In 1929, the American stock market crashed and the Great Depression began. America stopped sending money to Germany, aggravating their situation.  Businesses failed, unemployment soared, the economy, and the Weimar Republic verged on collapse.

At the same time Germany’s middle class feared that Russia’s Communist revolution could infect their country. In 1927 a fire that destroyed the Reichstag, seat of the country’s Parliament, was started by a Communist sympathizer, adding to those fears.
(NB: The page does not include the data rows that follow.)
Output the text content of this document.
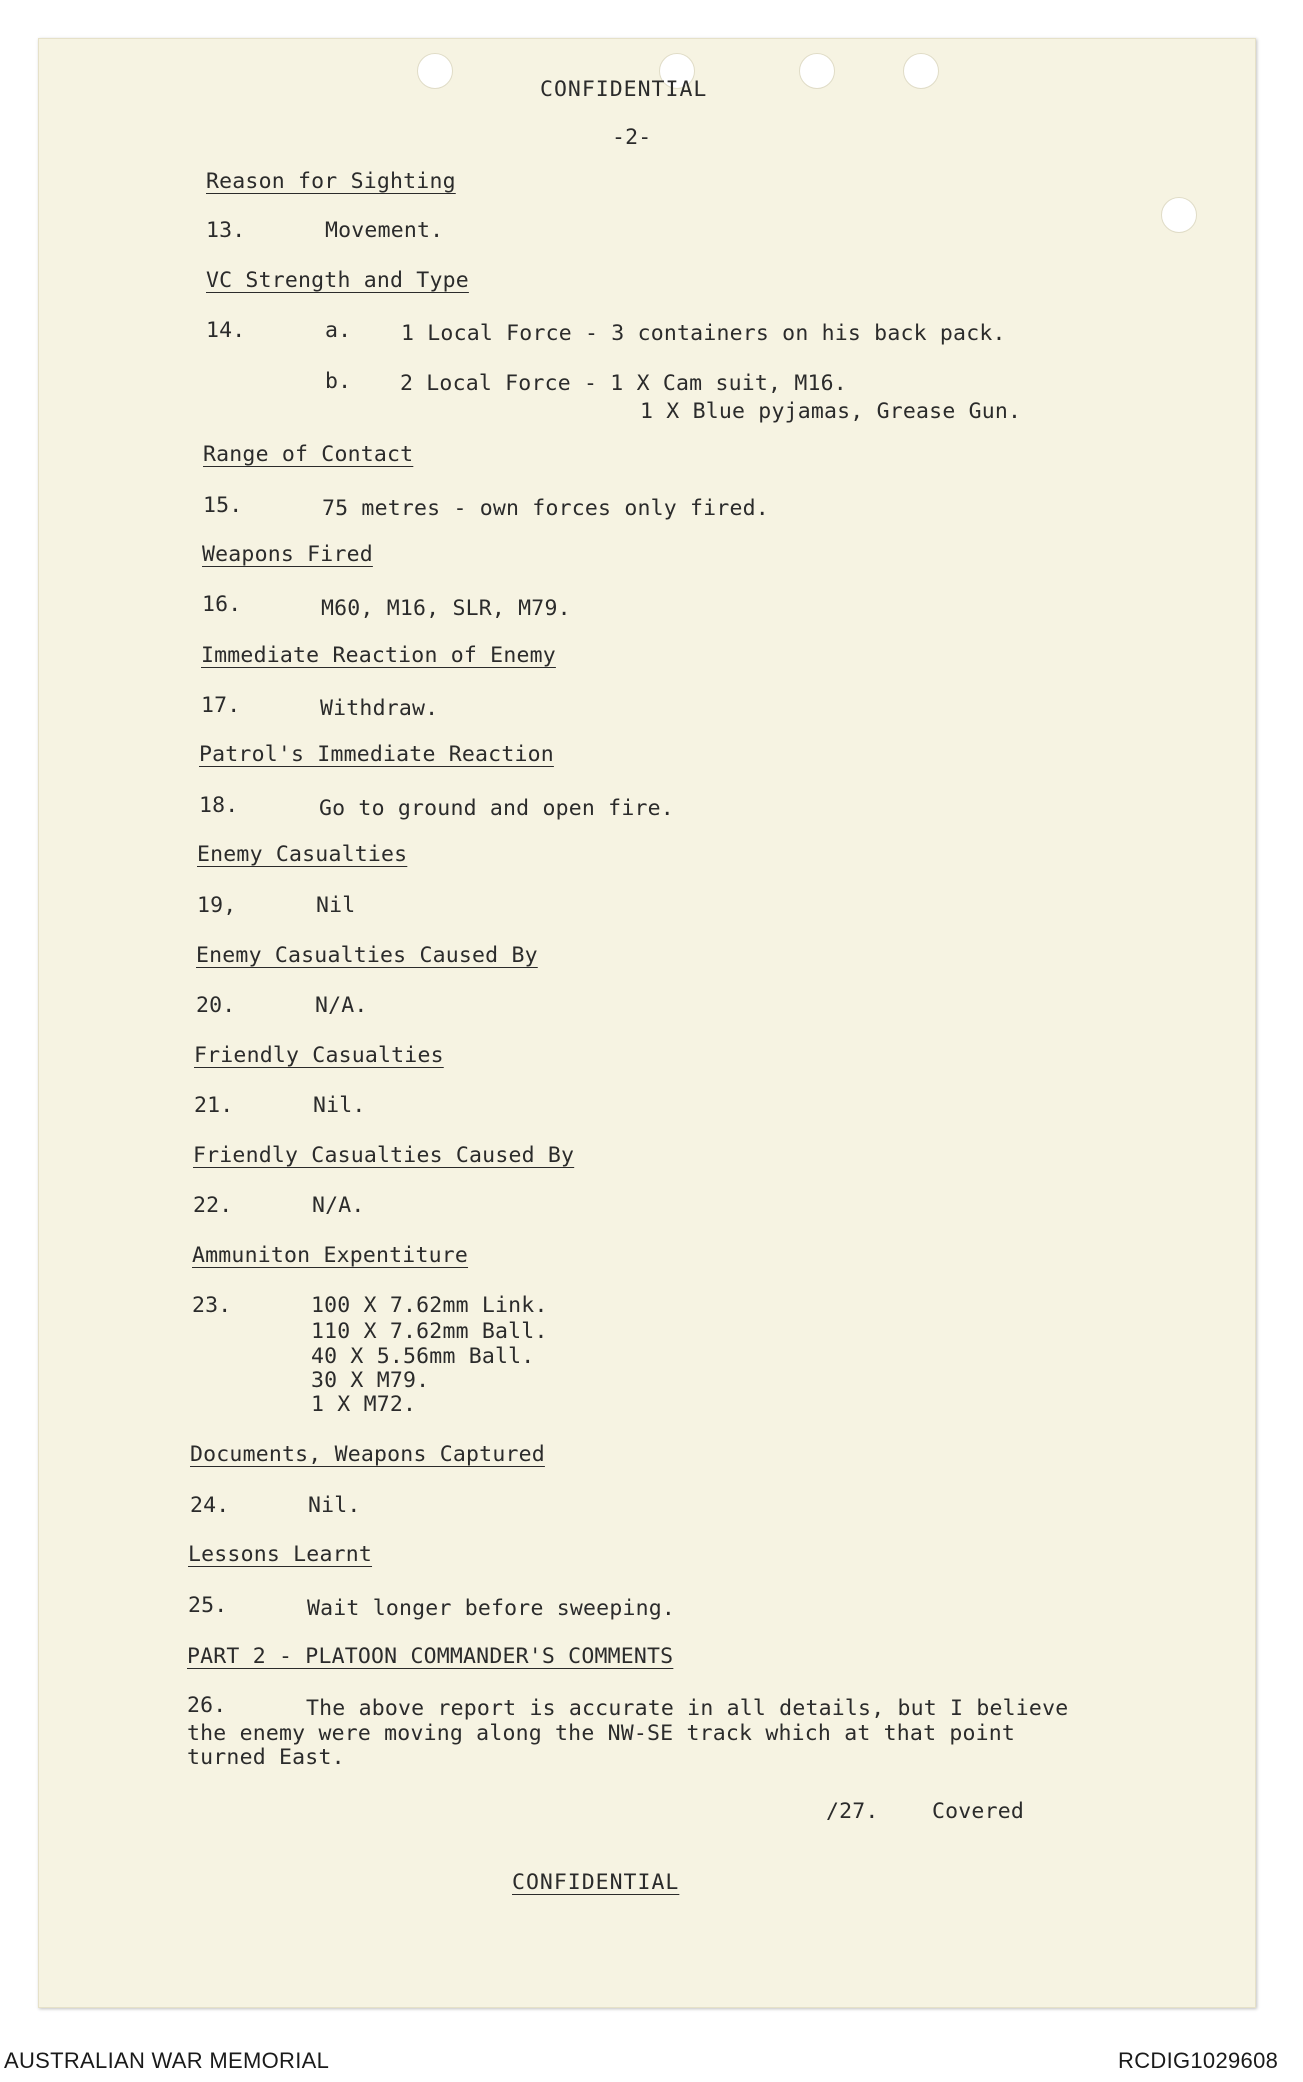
CONFIDENTIAL
-2-
Reason for Sighting
13.	Movement.
VC Strength and Type
14.	a. 1 Local Force - 3 containers on his back pack.
b. 2 Local Force - 1 X Cam suit, M16.
1 X Blue pyjamas, Grease Gun.
Range of Contact
15.	75 metres - own forces only fired.
Weapons Fired
16.	M60, M16, SLR, M79.
Immediate Reaction of Enemy
17.	Withdraw.
Patrol's Immediate Reaction
18.	Go to ground and open fire.
Enemy Casualties
19,	Nil
Enemy Casualties Caused By
20.	N/A.
Friendly Casualties
21.	Nil.
Friendly Casualties Caused By
22.	N/A.
Ammuniton Expentiture
23.	100 X 7.62mm Link.
110 X 7.62mm Ball.
40 X 5.56mm Ball.
30 X M79.
1 X M72.
Documents, Weapons Captured
24.	Nil.
Lessons Learnt
25.	Wait longer before sweeping.
PART 2 - PLATOON COMMANDER'S COMMENTS
26.	The above report is accurate in all details, but I believe
the enemy were moving along the NW-SE track which at that point
turned East.
/27. Covered
CONFIDENTIAL
AUSTRALIAN WAR MEMORIAL	RCDIG1029608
Now, as the country unraveled, the government, led by Hindenburg, looked to the leader of Germany’s largest non-Communist party, Adolph Hitler, to form a new government. At the national elections a year later Adolph Hitler and his National Socialist party swept into power. By 1933 anyone associated with the Communist party had been thrown out of public office. In 1934 a law was passed allowing Hitler to pursue any policy he chose without consent of Parliament or the courts. Nazism had arrived, ready to feed on the collapse of national self-confidence.

It wasn’t the fault of the Germans, they shouted. It was the Communists…it was the bankers…it was the Jews…it was the degenerates. If Germany cleansed itself of these elements, it would be a proud Aryan nation once again. Hitler was a powerful speaker and he drummed these themes over and over again. The lies, repeated often enough, came to be believed. They must be true…everyone said so!

The rest is history, Jewish genocide, World War II, 60 million killed. Have we learned anything? There will always be zealots; there will always be lies and exaggerations.  Hopefully, there will always be those who champion calm and reason.

My thanks to a friend, Alan Greenberg, for his valuable input.